Issue#01 I I I Don't Want to Set the World on Fire CHAPTER 03 15
まさにそんな時、突然アシュリーのスマホに着信音が鳴り響いた。
「……おいお前たち、ちゃんと大人しくしとるか!」
画面を見ずに出たその相手は――噂をすればなんとやら、吉濱尊だった。
「ああ、母ちゃん?今どこにいるんだ。というか、どうやって連絡してきてんだ?スマホ持ってないくせに」
「ふるさとに帰ってな、旅館のを借りとる」
「ゲッ!」
つい数秒前まで話題にしていた“あの場所”から、ぴたりと応答が返ってくる、
言霊の、あまりにも覿面な実り具合に、アシュリーは思わず素っ頓狂な声を上げる。
「どうしたんじゃ?」
「いや、なんでも……」
「わしはいま、とにかく情報収集の最後の詰めじゃ。……そっちは、何も変わりないかの?」
「ああ、大人しくしてるのは間違いない。ちゃんと部屋にいるし、
信じられないなら映像通話してもいいぞ?ウチみたいなボロ電話じゃないんだったらそっちでもできるよな?」
「いや、かまわん!」
やたらな即答に込められた裏の事情をアシュリーはそこはかとなく察したが、
特にツッコむこともなく会話を続ける。
「……あっ、出雲そばはいらないから、土産は白い恋人でお願いな」
「バカモノ!旅行ではないわ!――」
尊はぴしゃりと叱ったが、その声音の奥からは、湯上がりで火照ったような雰囲気と、浴衣の衣擦れすら感じ取れた。

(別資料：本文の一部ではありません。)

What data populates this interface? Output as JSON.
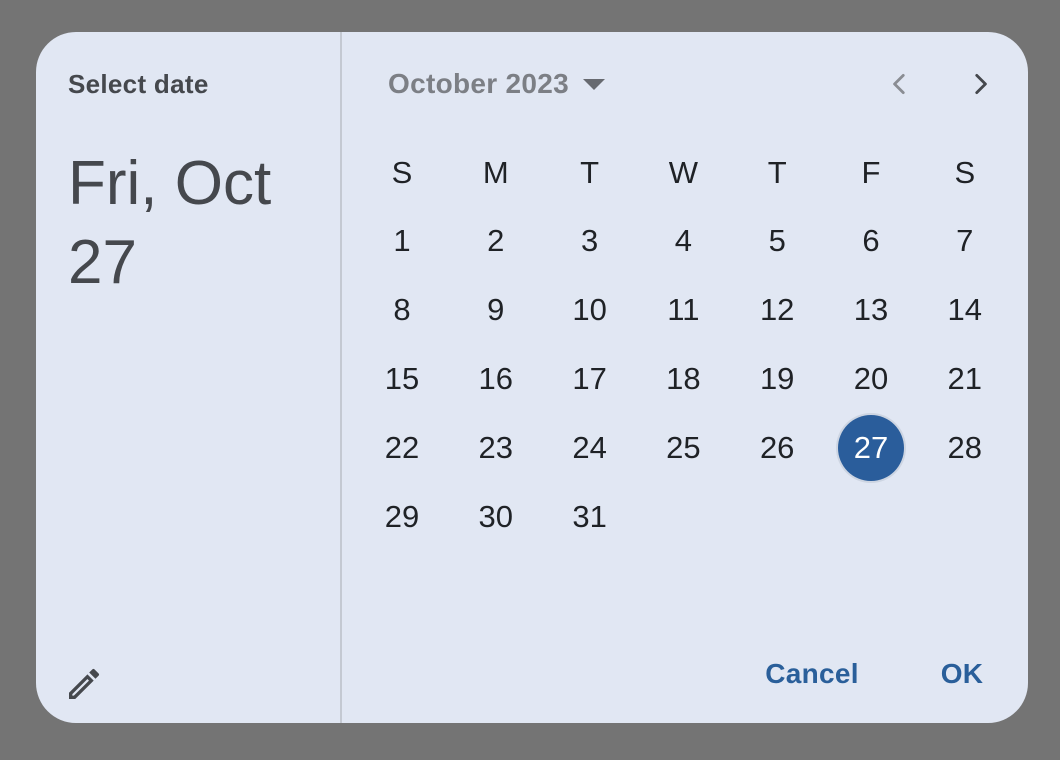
{
  "dialog": {
    "label": "Select date",
    "selected_date_text": "Fri, Oct 27"
  },
  "calendar": {
    "month_label": "October 2023",
    "weekdays": [
      "S",
      "M",
      "T",
      "W",
      "T",
      "F",
      "S"
    ],
    "first_weekday_index": 0,
    "days_in_month": 31,
    "selected_day": 27
  },
  "actions": {
    "cancel_label": "Cancel",
    "ok_label": "OK"
  },
  "icons": {
    "edit": "pencil-icon",
    "prev": "chevron-left-icon",
    "next": "chevron-right-icon",
    "month_dropdown": "caret-down-icon"
  },
  "colors": {
    "accent": "#2a5d9b",
    "surface": "#e1e7f3",
    "backdrop": "#747474"
  }
}
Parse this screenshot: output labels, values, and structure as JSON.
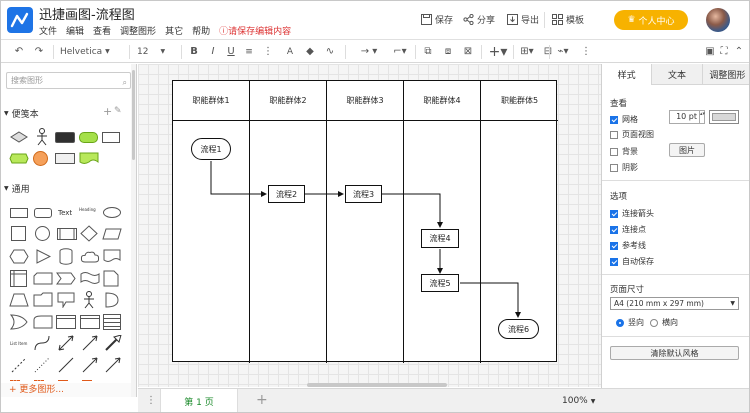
{
  "app": {
    "title": "迅捷画图-流程图"
  },
  "menu": {
    "items": [
      "文件",
      "编辑",
      "查看",
      "调整图形",
      "其它",
      "帮助"
    ],
    "warning": "请保存编辑内容"
  },
  "header": {
    "save": "保存",
    "share": "分享",
    "export": "导出",
    "template": "模板",
    "user_center": "个人中心"
  },
  "toolbar": {
    "font": "Helvetica",
    "size": "12"
  },
  "left": {
    "search_placeholder": "搜索图形",
    "section_favorites": "便笺本",
    "section_general": "通用",
    "text_shape": "Text",
    "heading_shape": "Heading",
    "list_shape": "List Item",
    "more_shapes": "更多图形..."
  },
  "lanes": [
    "职能群体1",
    "职能群体2",
    "职能群体3",
    "职能群体4",
    "职能群体5"
  ],
  "nodes": {
    "n1": "流程1",
    "n2": "流程2",
    "n3": "流程3",
    "n4": "流程4",
    "n5": "流程5",
    "n6": "流程6"
  },
  "bottom": {
    "page_tab": "第 1 页",
    "zoom": "100%"
  },
  "right": {
    "tabs": [
      "样式",
      "文本",
      "调整图形"
    ],
    "view_title": "查看",
    "grid": "网格",
    "grid_size": "10 pt",
    "page_view": "页面视图",
    "background": "背景",
    "image_btn": "图片",
    "shadow": "阴影",
    "options_title": "选项",
    "opt1": "连接箭头",
    "opt2": "连接点",
    "opt3": "参考线",
    "opt4": "自动保存",
    "page_size_title": "页面尺寸",
    "page_size": "A4 (210 mm x 297 mm)",
    "portrait": "竖向",
    "landscape": "横向",
    "clear_style": "清除默认风格"
  },
  "colors": {
    "accent": "#1e74e6",
    "user_center": "#f7b200",
    "warning": "#dd3333",
    "page_tab": "#1a8a2a"
  }
}
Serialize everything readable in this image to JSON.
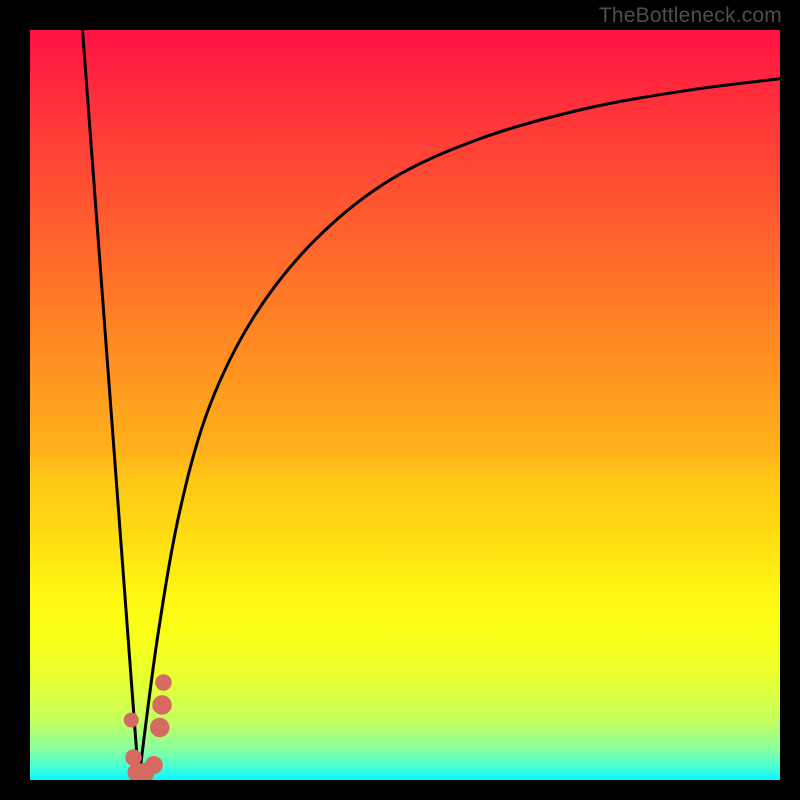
{
  "watermark": "TheBottleneck.com",
  "chart_data": {
    "type": "line",
    "title": "",
    "xlabel": "",
    "ylabel": "",
    "xlim": [
      0,
      100
    ],
    "ylim": [
      0,
      100
    ],
    "background": "heatmap-gradient-red-to-green",
    "series": [
      {
        "name": "descending-branch",
        "x": [
          7,
          14.5
        ],
        "values": [
          100,
          0
        ]
      },
      {
        "name": "ascending-branch",
        "x": [
          14.5,
          17,
          20,
          24,
          30,
          38,
          48,
          60,
          74,
          88,
          100
        ],
        "values": [
          0,
          19,
          36,
          50,
          62,
          72,
          80,
          85.5,
          89.5,
          92,
          93.5
        ]
      }
    ],
    "markers": [
      {
        "x": 13.5,
        "y": 8,
        "r": 1.0
      },
      {
        "x": 13.8,
        "y": 3,
        "r": 1.1
      },
      {
        "x": 14.3,
        "y": 1,
        "r": 1.3
      },
      {
        "x": 15.3,
        "y": 1,
        "r": 1.3
      },
      {
        "x": 16.5,
        "y": 2,
        "r": 1.2
      },
      {
        "x": 17.3,
        "y": 7,
        "r": 1.3
      },
      {
        "x": 17.6,
        "y": 10,
        "r": 1.3
      },
      {
        "x": 17.8,
        "y": 13,
        "r": 1.1
      }
    ],
    "colors": {
      "curve": "#000000",
      "marker": "#d46a60"
    }
  }
}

「――とにかく、この母のことは心配いらん。お前らも早よ寝て、明後日からちゃんと学校に行くんじゃぞ」
その声の主――宿泊客の往来する廊下の、電話台の前でつま先立ちになり、ようやく受話器に食らいついている吉濱尊の姿は、神の貫禄にはやや遠く、どこか駄々っ子めいたおかしさを帯びていた。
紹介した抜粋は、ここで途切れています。